Since about 15 seconds after XML's release, the API bigots have been
trying to recover from this terrible mistake and pretend that the syntax
is ephemeral and the reality is the data structure, just read chapters 3
through 27 of the API spec, buy the programmer's toolkit, sign up for
professional services and hey-presto, you'll be able to access your own
data, isn't that wonderful!?!?

I'm not sure people that like APIs are bigoted, but I am sure that if you think you can eradicate XML from your programs in favour of APIs and object models, there will come a day when you systems will decay and will cease to interoperate. If you really value interoperability, if you really want to get systems hooked up and keep them hooked up, you will want stay close to the XML.

Tim Bray is right - XML hands down wipes the floor with any previous attempt to get systems interoperating with each other, especially when you combine with MIMEish protocols like HTTP.

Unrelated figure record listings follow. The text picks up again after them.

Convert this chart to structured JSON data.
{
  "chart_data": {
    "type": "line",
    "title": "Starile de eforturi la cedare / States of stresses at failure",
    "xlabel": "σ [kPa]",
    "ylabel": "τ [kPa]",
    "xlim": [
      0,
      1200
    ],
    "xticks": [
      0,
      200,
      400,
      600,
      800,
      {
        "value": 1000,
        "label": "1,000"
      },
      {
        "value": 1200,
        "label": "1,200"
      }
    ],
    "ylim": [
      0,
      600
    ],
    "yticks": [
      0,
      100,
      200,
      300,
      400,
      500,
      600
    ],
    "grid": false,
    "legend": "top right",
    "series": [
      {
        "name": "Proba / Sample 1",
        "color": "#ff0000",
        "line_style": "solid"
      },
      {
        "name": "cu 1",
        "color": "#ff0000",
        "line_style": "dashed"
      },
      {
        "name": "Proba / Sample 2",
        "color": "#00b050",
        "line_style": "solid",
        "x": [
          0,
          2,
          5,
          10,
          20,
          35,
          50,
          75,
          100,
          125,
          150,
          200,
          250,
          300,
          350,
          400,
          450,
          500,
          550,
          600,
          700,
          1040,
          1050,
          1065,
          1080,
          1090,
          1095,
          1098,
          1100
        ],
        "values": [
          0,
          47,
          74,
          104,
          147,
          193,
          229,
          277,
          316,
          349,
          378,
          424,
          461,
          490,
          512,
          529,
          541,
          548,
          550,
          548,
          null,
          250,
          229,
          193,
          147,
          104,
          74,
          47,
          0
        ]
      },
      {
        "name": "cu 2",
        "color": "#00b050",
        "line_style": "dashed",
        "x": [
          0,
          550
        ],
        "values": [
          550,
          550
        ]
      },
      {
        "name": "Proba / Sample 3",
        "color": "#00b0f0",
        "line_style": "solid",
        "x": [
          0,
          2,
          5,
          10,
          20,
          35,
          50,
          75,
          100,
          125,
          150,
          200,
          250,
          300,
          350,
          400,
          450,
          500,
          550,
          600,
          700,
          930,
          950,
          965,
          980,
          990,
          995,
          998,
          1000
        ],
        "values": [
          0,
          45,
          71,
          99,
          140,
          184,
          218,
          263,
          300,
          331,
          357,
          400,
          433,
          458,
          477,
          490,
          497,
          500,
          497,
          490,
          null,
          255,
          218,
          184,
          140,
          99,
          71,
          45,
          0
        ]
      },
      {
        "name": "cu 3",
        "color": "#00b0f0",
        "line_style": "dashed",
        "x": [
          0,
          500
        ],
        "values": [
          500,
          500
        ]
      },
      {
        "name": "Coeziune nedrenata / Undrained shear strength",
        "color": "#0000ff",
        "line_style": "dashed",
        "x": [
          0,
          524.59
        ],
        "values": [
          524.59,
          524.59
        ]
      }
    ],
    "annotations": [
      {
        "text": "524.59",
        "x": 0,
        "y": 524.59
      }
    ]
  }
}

I see the same tension coming to the Open Office community's doorstep. Currently there are two flavours for programming Oo. You can unzip an .sxw file, manipulate the XML, and zip the results back up. Or you can go through the Oo API. In the last month, I've done both. Now the surface area of the Oo API is vast. There are hundreds of objects to know about, there's understanding how to interact with the Oo object broker, UCB. If that wasn't enough, there's the Oo IDL format and a scripting language to get to grips with. In fact it's more like a platform a la the JDK, than an API. The XML format is no lightweight either- the spec document is a 500+ page .pdf), but my impression so far is that its a more tractable and cohesive approach that the API platform.